Written and directed by Xavier Giannoli (“Marguerite”), “The Apparition” is a procedural, though instead of investigating officers assigned to a case, we have Jacques Mayano (played by the soulful Vincent Lindon, star of innumerable French dramas), a war correspondent and veteran of numerous U.N. crisis zones. He has just lost his best friend and colleague to an explosion in what seems to be Syria, in an event that also damaged Jacques’s ears. He pours medicine (call it balm) into one of them at several points in the film, and that is a biblical tipoff to who is who in the spiritual allegory plane of “The Apparition.” (Keep watching that ear.) In terms of narrative plot points, it means he is on the disabled list.

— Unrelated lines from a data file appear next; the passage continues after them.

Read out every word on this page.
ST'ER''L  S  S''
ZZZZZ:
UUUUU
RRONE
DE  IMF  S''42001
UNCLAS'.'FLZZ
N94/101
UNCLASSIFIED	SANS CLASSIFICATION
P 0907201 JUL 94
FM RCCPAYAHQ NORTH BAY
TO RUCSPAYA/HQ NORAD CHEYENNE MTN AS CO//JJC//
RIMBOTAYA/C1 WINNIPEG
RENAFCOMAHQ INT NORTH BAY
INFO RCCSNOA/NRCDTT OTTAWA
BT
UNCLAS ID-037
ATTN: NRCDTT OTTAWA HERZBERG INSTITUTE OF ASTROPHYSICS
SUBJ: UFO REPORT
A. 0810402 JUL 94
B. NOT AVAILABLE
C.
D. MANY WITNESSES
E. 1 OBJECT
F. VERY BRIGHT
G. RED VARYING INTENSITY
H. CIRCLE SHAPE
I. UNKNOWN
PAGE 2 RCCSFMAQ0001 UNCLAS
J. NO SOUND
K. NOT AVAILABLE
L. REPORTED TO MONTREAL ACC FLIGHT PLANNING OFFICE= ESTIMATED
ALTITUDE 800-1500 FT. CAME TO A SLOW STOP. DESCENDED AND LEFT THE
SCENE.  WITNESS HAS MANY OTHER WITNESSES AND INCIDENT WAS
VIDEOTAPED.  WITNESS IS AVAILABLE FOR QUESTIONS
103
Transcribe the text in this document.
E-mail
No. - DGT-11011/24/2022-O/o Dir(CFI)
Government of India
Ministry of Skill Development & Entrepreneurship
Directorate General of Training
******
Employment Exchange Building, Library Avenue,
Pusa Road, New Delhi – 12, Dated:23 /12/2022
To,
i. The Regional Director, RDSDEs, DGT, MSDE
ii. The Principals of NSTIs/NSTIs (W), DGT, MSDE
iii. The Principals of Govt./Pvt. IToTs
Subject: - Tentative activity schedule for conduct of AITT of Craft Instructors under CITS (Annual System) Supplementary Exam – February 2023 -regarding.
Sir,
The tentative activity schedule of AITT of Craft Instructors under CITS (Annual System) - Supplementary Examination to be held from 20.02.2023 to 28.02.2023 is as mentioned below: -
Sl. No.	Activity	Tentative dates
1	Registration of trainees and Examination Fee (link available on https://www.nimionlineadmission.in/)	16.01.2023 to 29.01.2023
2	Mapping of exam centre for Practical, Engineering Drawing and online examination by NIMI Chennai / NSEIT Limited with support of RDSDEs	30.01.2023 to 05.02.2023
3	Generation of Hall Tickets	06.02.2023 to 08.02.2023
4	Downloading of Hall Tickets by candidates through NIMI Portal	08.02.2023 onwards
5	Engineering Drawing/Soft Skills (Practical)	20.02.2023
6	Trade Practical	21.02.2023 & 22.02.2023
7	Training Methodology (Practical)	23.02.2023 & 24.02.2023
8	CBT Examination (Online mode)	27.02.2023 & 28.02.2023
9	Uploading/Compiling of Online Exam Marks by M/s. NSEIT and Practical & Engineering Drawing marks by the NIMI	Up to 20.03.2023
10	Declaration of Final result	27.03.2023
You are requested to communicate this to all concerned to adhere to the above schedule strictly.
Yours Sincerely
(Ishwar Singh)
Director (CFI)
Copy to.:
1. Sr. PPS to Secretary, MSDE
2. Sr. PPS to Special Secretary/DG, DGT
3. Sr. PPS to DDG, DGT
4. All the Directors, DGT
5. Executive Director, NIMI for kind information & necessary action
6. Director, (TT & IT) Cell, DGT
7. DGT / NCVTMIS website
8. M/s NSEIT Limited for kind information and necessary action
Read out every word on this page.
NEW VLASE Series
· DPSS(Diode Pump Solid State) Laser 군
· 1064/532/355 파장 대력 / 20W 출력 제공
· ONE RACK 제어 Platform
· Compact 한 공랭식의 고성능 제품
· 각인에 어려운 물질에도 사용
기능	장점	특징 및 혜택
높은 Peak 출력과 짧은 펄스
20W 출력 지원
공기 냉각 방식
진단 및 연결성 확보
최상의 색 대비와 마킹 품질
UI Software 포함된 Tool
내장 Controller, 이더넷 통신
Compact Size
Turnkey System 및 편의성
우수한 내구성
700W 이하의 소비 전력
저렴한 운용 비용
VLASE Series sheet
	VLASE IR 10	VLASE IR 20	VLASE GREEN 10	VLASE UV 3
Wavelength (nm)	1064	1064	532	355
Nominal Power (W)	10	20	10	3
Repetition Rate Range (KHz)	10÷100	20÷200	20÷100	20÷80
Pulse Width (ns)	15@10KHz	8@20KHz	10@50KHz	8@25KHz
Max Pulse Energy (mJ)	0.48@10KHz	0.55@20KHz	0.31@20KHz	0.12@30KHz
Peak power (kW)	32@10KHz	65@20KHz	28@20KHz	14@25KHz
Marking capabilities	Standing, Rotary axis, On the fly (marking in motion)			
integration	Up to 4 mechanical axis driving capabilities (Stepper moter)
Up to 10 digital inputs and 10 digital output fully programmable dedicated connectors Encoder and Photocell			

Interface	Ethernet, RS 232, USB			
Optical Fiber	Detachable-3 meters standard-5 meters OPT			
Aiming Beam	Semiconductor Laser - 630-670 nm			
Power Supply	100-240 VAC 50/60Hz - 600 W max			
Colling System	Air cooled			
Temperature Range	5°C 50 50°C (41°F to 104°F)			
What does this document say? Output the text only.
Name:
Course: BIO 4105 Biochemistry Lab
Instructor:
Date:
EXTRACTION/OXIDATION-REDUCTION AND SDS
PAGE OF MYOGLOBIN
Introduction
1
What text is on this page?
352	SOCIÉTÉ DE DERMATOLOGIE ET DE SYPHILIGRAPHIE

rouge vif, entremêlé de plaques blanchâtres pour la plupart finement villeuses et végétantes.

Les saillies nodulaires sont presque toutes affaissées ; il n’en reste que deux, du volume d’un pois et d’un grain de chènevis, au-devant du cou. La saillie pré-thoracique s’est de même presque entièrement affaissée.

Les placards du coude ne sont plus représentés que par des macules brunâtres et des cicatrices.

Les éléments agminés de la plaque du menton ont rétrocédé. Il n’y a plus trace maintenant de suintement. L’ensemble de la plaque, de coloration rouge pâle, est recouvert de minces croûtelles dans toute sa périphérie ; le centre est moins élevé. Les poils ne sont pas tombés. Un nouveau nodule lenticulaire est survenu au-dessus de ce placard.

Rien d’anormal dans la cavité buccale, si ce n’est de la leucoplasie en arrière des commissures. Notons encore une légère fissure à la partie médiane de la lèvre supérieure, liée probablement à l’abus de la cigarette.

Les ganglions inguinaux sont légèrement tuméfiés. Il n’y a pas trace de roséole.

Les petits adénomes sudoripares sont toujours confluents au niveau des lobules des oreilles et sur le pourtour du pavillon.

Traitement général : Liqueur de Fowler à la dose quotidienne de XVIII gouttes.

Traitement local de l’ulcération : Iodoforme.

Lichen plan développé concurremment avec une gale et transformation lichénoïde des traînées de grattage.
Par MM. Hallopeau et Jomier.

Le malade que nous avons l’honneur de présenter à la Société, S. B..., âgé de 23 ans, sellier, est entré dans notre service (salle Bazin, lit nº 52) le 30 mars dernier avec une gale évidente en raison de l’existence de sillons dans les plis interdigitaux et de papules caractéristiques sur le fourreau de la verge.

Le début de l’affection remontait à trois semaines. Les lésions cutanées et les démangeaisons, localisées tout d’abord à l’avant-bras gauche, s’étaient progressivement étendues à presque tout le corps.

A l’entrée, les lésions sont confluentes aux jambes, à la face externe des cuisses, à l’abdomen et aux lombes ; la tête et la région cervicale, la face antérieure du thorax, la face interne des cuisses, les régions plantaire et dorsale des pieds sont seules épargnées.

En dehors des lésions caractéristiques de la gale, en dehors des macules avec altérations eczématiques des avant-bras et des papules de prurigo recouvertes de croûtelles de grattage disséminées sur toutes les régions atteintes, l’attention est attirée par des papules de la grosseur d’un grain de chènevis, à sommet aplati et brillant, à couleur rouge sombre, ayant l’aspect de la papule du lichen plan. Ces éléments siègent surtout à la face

In Xavier Giannoli’s new movie, an intrepid reporter is asked by the Vatican to compile a report on a reputed miracle.
Which means it is a good time for him to get a call from the Vatican. Two years earlier, in an out-of-the-way French village, a 16-year-old novice named Anna (Galatéa Bellugi) reported a vision of the Blessed Virgin. Officially, as it is explained to Jacques, the church prefers to let such claims go unexplored unless the response gets out of hand. And in this instance, it has. Pilgrims are rolling into Anna’s village by the busload; the local Franciscan, Borrodine (Patrick d’Assumçao), refuses to cooperate with any official probe of the matter, and a cleric named Anton Meyer (Anatole Taubman) has launched a full-scale marketing campaign aimed at the commercial consecration of Anna (whose image adorns votive candles, sweatshirts, posters and, most comically, snow globes).
Jacques’s reputation as an intrepid reporter has prompted the Vatican to ask that he compile a report on the reputed miracle. As the lay person on the official church commission dispatched to Anna’s village, he is also the viewer’s tour guide into some of the arcane aspects of “canonical investigations” into “supernatural events,” as well as a number of those events—Lourdes and Fatima, of course, but also the Marian apparitions at L’ile Bouchard, Garabandal and Medjugorje. All of which is strictly fascinating, as is the unfolding of Anna’s story. Is she on the level? Nothing in Mr. Giannoli’s film resolves itself the way one expects. At the same time, those looking for total satisfaction one way or the other may not find it.
“The church would rather bypass a veritable phenomenon than verify a scam.”
But as Jacques’s fellow investigator, Dr. de Villeneuve (Elina Löwensohn), explains, “If there were proof, there wouldn’t be a mystery”—and without a mystery, there wouldn’t be faith. What the film is asking throughout is whether all the scrutiny—of Anna’s story, her psyche and even her body (any evocations of Joan of Arc are strictly intentional); of the blood-soaked cloth she claims the Virgin gave her; of the various blind alleys Jacques goes down—really means that much, especially to those who accept the miracle for exactly what it is purported to be. “The church would rather bypass a veritable phenomenon than verify a scam,” Jacques is told by a Vatican colleague, and the church has our sympathy as viewers.
On the other hand, as Father Meyer points out, “the faithful will always be ahead of the church” in recognizing those supernatural events as real. What “The Apparition” does, amid its gripping storytelling—and the wonderful acting of Lindon and Bellugi and an ending that stuns—is make a case that all the efforts in the film to establish what is real are strictly beside the point.